Robert Silk
Robert Silk

Since last summer, most mainline U.S. airlines have had periods of operational collapse.

Spirit, JetBlue, Southwest, Alaska and American have each had at least one turn drawing headlines for a spate of exceptionally high cancellations and delays linked to poor operational planning.

But no airline has the potential to be hurt more by publicity suggesting poor operations than Delta, in large part because it has the most to lose.

For at least a decade, Delta has successfully positioned itself as the premium U.S. airline brand. Last year, Delta outperformed its legacy competitors American and United on the key metric of yield (revenue per passenger mile) by 3.7% and 6.8%, respectively, continuing a pattern that began pre-pandemic. Yield edges like that are no small matter in an industry where the largest carriers record annual passenger revenues in the tens of billions. In 2019, Delta recorded passenger revenue of $42.3 billion and net income of $4.8 billion. By comparison, United and American, though similar in size, reported net income that year of $3 billion and $1.7 billion, respectively.

Delta has earned its yield premium through a variety of initiatives, but critical among them has been excelling operationally. Indeed, Delta has spent years aggressively promoting its operational strength.

And I don't blame it. In 2019, Delta had one remarkable stretch in which it went 20 consecutive days without a single mainline or regional cancellation out of nearly 114,000 scheduled flights. 

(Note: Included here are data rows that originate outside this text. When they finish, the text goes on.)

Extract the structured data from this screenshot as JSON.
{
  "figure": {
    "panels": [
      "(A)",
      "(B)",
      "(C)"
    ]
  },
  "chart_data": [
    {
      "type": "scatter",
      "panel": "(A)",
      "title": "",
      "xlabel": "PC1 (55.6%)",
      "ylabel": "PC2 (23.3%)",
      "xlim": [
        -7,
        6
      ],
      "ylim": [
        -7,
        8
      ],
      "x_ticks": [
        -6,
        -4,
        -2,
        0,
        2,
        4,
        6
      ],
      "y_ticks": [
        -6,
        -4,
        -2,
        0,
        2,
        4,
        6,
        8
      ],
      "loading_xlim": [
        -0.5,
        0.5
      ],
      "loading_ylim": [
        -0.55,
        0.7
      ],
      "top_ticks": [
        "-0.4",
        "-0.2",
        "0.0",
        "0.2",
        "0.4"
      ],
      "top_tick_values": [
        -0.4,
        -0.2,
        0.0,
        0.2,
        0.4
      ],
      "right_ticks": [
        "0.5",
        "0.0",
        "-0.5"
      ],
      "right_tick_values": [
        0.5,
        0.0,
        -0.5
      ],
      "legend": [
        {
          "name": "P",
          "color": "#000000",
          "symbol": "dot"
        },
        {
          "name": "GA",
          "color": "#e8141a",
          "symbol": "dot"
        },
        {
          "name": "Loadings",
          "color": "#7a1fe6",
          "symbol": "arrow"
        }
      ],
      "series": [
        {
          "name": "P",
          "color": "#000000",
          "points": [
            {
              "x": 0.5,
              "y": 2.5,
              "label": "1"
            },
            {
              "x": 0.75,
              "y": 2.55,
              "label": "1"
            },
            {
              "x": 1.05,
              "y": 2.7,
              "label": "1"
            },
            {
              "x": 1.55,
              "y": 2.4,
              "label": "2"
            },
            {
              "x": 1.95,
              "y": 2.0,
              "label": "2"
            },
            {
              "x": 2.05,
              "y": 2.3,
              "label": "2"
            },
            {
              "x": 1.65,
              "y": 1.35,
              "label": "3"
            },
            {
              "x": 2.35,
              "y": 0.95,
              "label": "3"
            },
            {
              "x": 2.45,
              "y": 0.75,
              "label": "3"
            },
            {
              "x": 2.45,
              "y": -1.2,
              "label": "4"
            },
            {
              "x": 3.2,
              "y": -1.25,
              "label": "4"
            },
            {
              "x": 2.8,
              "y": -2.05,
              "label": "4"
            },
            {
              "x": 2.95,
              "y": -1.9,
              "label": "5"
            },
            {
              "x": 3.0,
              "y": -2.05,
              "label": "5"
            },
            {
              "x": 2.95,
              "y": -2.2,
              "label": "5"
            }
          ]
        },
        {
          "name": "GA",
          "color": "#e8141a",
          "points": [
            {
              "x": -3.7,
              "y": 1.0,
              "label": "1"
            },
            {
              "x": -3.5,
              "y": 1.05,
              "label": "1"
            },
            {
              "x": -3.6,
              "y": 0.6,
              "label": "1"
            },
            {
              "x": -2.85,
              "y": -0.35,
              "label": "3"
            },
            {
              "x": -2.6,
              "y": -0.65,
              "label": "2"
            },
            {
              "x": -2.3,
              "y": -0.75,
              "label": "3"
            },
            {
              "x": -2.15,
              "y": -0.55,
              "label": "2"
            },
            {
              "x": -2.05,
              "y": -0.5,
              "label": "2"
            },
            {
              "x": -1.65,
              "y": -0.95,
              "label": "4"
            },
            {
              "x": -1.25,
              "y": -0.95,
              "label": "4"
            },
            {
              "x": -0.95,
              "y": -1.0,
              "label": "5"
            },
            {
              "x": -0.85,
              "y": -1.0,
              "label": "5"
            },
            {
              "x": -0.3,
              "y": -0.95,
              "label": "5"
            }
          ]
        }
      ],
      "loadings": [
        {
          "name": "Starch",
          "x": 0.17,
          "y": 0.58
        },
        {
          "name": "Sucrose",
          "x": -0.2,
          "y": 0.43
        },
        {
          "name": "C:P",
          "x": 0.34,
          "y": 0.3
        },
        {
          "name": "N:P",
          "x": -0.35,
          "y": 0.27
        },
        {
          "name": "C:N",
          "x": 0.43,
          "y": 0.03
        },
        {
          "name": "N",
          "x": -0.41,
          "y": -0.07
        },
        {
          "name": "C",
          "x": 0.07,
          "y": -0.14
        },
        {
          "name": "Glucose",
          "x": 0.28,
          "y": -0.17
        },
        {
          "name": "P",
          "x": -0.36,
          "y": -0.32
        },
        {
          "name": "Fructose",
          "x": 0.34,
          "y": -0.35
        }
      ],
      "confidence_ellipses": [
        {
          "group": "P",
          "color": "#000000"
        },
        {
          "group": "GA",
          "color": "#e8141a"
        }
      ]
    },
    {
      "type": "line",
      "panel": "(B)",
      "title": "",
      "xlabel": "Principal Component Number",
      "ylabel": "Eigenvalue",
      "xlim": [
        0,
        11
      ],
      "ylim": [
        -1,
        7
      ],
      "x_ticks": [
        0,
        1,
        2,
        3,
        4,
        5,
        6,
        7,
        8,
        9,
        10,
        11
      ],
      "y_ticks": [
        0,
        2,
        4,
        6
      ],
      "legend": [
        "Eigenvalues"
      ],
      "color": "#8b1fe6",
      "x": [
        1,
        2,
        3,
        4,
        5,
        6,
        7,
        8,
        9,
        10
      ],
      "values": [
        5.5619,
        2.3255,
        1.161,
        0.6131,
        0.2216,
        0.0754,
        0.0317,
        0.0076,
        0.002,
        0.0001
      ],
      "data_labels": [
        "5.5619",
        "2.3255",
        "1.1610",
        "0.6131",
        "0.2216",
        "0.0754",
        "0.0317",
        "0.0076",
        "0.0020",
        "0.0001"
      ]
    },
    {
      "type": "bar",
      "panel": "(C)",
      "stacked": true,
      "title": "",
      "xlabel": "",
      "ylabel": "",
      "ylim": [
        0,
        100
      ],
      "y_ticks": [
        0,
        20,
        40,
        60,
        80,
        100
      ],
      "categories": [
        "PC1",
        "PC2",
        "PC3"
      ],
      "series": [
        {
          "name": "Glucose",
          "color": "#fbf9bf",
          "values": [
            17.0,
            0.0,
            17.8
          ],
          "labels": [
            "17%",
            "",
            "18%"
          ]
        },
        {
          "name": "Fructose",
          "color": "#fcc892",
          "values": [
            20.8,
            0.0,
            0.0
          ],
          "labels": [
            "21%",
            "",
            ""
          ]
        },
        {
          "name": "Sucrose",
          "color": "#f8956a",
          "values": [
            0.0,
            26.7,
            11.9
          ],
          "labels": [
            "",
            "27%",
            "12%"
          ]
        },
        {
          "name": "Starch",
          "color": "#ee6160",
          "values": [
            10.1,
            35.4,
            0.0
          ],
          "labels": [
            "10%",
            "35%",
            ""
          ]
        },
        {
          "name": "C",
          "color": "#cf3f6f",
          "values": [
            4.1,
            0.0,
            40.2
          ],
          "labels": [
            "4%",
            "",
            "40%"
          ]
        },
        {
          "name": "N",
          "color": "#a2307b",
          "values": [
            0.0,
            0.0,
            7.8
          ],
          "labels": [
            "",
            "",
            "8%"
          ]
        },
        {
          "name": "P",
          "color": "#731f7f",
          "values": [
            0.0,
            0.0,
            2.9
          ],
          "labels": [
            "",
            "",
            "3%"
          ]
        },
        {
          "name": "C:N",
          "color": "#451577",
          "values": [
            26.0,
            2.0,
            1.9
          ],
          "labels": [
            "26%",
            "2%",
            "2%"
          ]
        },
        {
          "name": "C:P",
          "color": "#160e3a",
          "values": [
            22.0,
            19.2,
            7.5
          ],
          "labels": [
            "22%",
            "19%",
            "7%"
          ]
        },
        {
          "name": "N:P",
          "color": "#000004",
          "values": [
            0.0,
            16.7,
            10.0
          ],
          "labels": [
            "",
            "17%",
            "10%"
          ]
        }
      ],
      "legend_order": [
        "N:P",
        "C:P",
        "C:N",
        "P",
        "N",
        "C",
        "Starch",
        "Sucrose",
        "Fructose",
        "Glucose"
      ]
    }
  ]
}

For all of 2019, Delta canceled just 0.7% of its domestic flights, third for mainline U.S. carriers behind perennial operational stalwart Hawaiian and discount carrier Allegiant. Delta's on-time rate that year was 83.5%, second only to Hawaiian.

Fast-forward to now, as Delta is emerging from the pandemic disruption and things have become much worse. From May 16 through the end of June, Delta and its regional subsidiary Endeavor, which operates just a portion of Delta Connection flights, canceled 6,471 flights, 3.9% of their schedule, according to FlightAware. Over the hectic weekend of June 17 to 19 those two carriers canceled almost 10% of their schedules.

It's no wonder that, during a mid-July earnings call, Delta CEO Ed Bastian told customers impacted by these operational failures that he "sincerely apologizes." 

Bastian also recognized that apologizing won't be enough as he talked about how bullish Delta is about the coming months. The only potential fly in the ointment, he recognized, is not running a quality operation. 

"I mean, that will keep people from the product," the CEO said. 

Unfortunately, it's undoubtedly the case that some customers have already lost their esteem for his product. A friend of mine in New York who holds SkyMiles Diamond Medallion status recently summed up his feelings to me bluntly. "Very displeased, Robby. Very," he said, in addition to a few more choice words. 

For now, at least, it appears that Delta has begun to right the ship. Through July's first 24 days, the carrier had canceled 0.9% of mainline flights, though the 3.8% cancellation rate for Endeavor suggests the Delta Connection network is still struggling.

Bastian explained that Delta's performance is improving due to changes such as shelving plans to grow its network further as well as scheduling more time for boarding.

"The issues we are seeing are temporary," he promised. 

If Delta hopes to retain its reputation -- and profits ­-- as a premium airline, he'd better be right.